When the financial crisis erupted in 2009, the labor force participation rate of women declined, dipping all the way to pre-1990 levels.
The Bureau of Labor Statistics found that in 2013, the rate of prime-aged women (25 to 54 years as defined by the bureau) participating in the workforce was 73.8 percent, a figure that was last seen in 1989.
However, the rate appears to be recovering since 2013, with the participation rate for prime-aged women surpassing 76.2 percent as of September.
As more women head back into the workforce or enter it for the first time, questions about home and work arise in society. How is work defined? What is valued work and what isn’t? What happens when a job is part-time, temporary or low-paid?
Eileen Boris, a UCSB professor of feminist studies, has been pondering these questions for decades. Her newest book, “Making the Woman Worker,” analyzes a century of discussions about the female worker and her workplaces, which could take place both outside and inside the home. For Dr. Boris, studying and understanding the female worker sheds light on society in a critical way.
“The making of people is central to the making of society. The question of the woman worker is at the heart of how we organize social and economic life,” said Dr. Boris. “Who cares for children, how do we reproduce ourselves daily as well as generationally is central to the organization of society. Without cooking and cleaning, loving, and teaching and socializing, there wouldn’t be anyone to go out to work.”
But what happens when those who traditionally do the cooking and cleaning in the home leave it to go out and work? A care deficit occurs.

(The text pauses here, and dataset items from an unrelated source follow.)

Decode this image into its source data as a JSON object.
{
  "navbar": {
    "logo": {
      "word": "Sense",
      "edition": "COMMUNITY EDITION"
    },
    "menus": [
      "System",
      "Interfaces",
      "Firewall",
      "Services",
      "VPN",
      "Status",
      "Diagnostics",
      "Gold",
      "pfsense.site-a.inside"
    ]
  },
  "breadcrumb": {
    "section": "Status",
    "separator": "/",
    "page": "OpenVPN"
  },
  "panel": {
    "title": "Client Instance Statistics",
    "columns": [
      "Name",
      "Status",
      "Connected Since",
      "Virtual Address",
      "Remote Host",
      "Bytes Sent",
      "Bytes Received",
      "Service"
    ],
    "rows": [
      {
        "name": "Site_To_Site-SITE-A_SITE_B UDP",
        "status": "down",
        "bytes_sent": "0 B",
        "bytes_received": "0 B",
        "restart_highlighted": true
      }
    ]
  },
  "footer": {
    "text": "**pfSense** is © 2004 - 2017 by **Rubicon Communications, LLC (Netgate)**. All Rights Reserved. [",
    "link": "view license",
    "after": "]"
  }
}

According to Dr. Boris, the care deficit refers to the gap between households’ demand for care — whether that be to care for the elderly, children, those with disabilities — and the supply of caretakers within a household. Some jobs’ structures may discourage taking time off to care for household members, or workers may feel the pressure to remain in the labor force to avoid having a gap-filled resumé.
In the U.S., where more and more women are going out of the home to work, this care deficit takes place. Dr. Boris told the News-Press about a strategy that households facing care deficit utilize to meet the demand: import a caretaker.

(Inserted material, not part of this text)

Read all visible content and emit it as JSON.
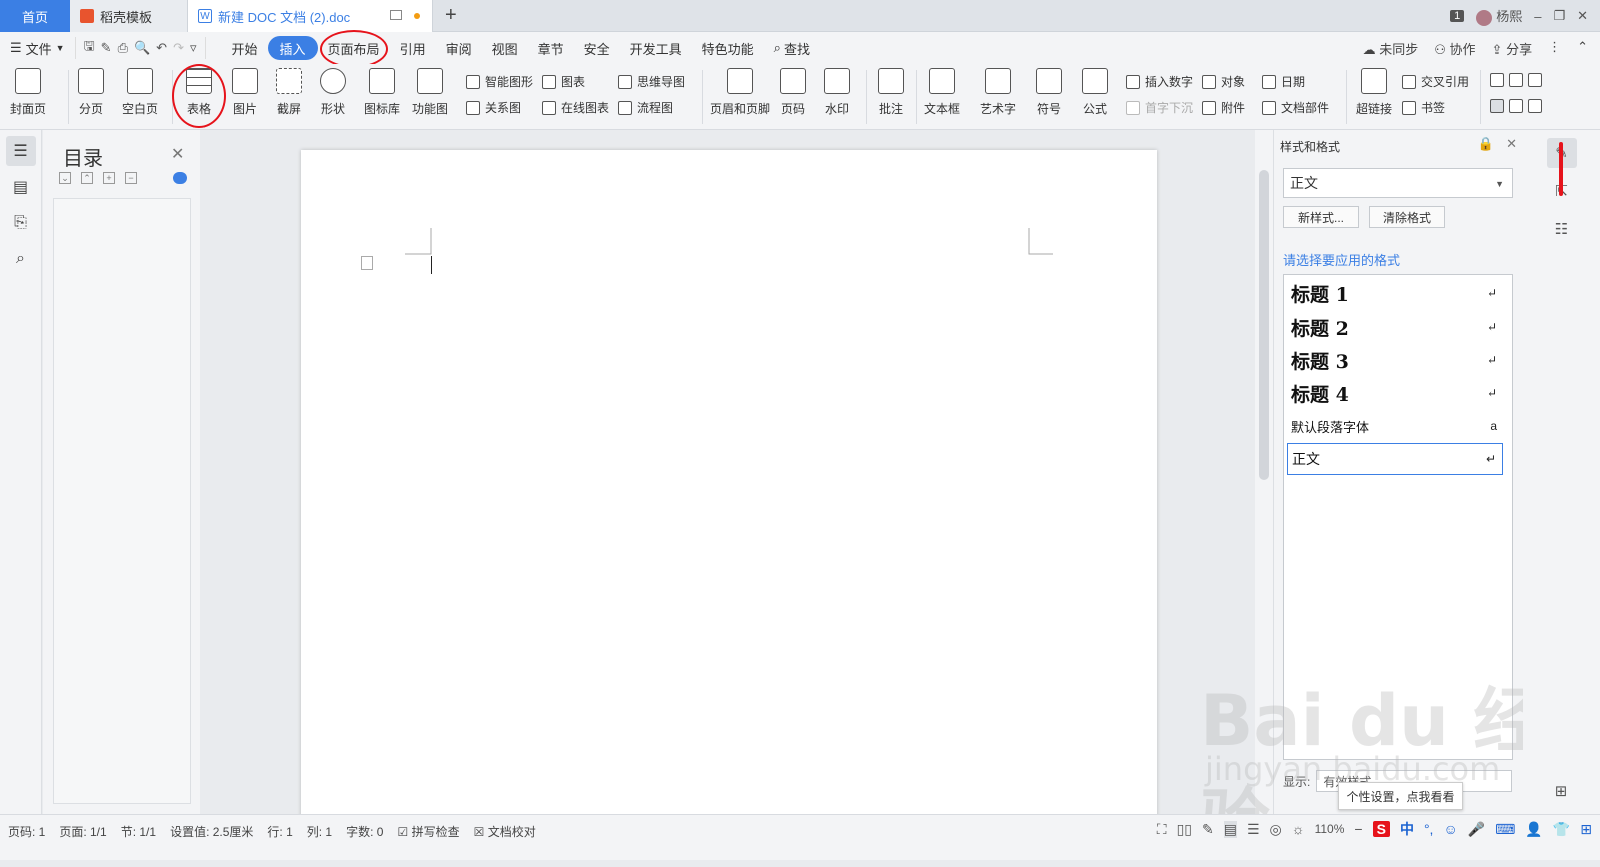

As women in the U.S. leave their homes for work, women from parts of what is often considered the third word come into their homes for work. Thus, the home becomes a workplace.
Over the years, however, organizations dedicated to increase workers’ rights in the workplace have often overlooked home workers. In addition to bringing questions about the female worker to the forefront of discussion, Dr. Boris’ book concludes that societies with care deficit ought to figure out how to deal with the commodification of care.
A few state initiatives have helped address the issues with the commodification of care. States such as New York, California and Hawaii, for example, all have domestic workers’ bill of rights, which grant labor protections to those who go into a home to work. Most of these positions are filled by women, who, under the bill, have the right to overtime pay, a day of rest every seven days, and cause of action for sexual or racial harassment.
Dr. Boris’ book also talks about the structural mechanisms set up to assist women in the workforce, whether or not their work takes place inside or outside the home. These mechanisms, however, can make female workers a bit more costly than their male counterparts in the eyes of an employer.
“Treating women differently than men can lead to employers not hiring women,” said Dr. Boris. “They become more expensive. Having equal pay sounds wonderful and becomes the rate for the job, but if employers don’t think women are worth it, they don’t get hired.”
Dr. Boris added that equality for those who are in different circumstances can lead to inequality.
“There are feminists who are trying to get special conditions for women workers so they can compete with male workers and recognize the double day of the woman worker,” said Dr. Boris, referring to how after the average married woman goes home from work, she takes on the household responsibilities of cooking and cleaning. “Then you have legal equality feminists who say anything other than strict equality is going to lead to discrimination, which would be true if men and women were in the same jobs, but they’re not.”
As a historian, Dr. Boris teaches and discusses the conversations that have taken place over time about the woman worker.
“In the ’60s, there’s a discussion about women workers with family responsibilities. By the ’80s, it’s workers with family responsibilities. Today, there’s a discussion in terms of the future of work on the care work economy,” said Dr. Boris. “Over the course of the last 60, 70 years or so, the prototypical worker shifted from the auto worker, the steel maker, from the man, to the service worker, to the home health care worker, to the woman.”
As the conversations and the labor dynamics progress, a better understanding of the unpaid and paid work of care is needed, according to Dr. Boris.
“And both need to be better accommodated,” she said. “Care is at the center of the future of work.”
Dr. Boris’ latest book “Making the Woman Worker” is available on Google Play Books, Apple Books and Barnes & Noble.